Tomas Alfredson’s The Snowman melts into confusion
In these “peak TV” days, Scandi-noir mystery-thrillers—chilly, dark, brooding—have had their moment in the midnight sun. There was the Swedish-Denmark co-production The Bridge, England’s Wallander (adapting Henning Mankell’s novels), even our own Northern Ontario-set Cardinal.
But, it’s not just that The Snowman, adapting Norwegian Jo Nesbø’s novel, comes late to the party. This flick can’t quite put its feet right, stumbling around in deep powder, getting colder and colder.
In Oslo, the reportedly masterful detective and clearly alcoholic Harry Hole (also winner of worst-ever character name in an English-translation bestseller) finds he has a Jack (Frost?) the Ripper-style pen pal—he gets a taunting note with a drawing of a snowman.
Soon, Hole (Michael Fassbender) and new partner Katrine Bratt (Rebecca Ferguson) are finding one murdered woman after another, the location of their cut-up bodies marked by a snowman.
There’s also an overwrought childhood flashback prologue meant to explain the killer’s psychopathology and an unnecessary side-trip that Hole takes to Bergen, Norway part of a backstory where Val Kilmer is distractingly odd as yet another drunken Norwegian detective. Most of this thriller’s quite wonky, really, its rhythm jagged and its pacing off. (Speaking of big holes, director Thomas Alfredson has complained/explained that 10 to 15 percent of the original screenplay wasn’t shot because of shooting schedule constraints.)

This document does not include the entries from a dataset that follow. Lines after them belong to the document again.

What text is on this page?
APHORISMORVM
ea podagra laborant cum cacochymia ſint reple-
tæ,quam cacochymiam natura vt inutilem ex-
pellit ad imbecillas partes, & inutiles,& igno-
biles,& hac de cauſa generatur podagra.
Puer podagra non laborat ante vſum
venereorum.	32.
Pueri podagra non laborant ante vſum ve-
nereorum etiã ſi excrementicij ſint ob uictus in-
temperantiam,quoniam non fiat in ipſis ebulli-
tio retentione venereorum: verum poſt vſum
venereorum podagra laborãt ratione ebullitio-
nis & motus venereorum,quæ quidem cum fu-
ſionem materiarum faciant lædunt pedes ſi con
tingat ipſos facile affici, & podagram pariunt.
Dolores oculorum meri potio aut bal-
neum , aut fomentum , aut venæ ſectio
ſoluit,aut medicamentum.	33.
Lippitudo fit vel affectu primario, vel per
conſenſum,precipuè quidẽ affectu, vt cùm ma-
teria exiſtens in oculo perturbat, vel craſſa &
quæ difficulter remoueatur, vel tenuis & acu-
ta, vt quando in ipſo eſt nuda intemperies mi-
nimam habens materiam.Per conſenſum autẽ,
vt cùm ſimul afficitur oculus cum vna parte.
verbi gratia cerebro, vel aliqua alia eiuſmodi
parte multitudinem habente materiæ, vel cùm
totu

One murder scene’s made confusing when the victim’s identical twin suddenly pops up; the action climax of Hole’s showdown in a house with the killer is choppily edited.
All the menace can get garbled by kookiness and (Norwegian blue?) cheese.
A laughable sex scene’s scored to a Sigur Rós track (surely not even snowboots-knocking music in Iceland); a background event is Oslo’s “Winter Sports World Cup” bid, featuring fancy-dress guests’ glowing ice blue lapels.
The hunt for the killer gets so personal for Hole that this adaptation would have had more gravitas as a late entry in a TV series where we’ve already gotten to know Hole, and even Bratt, much better. The movie’s rather leering in its look at decapitated and blown-off heads. Basically, The Snowman’s just not worth sticking your neck out for.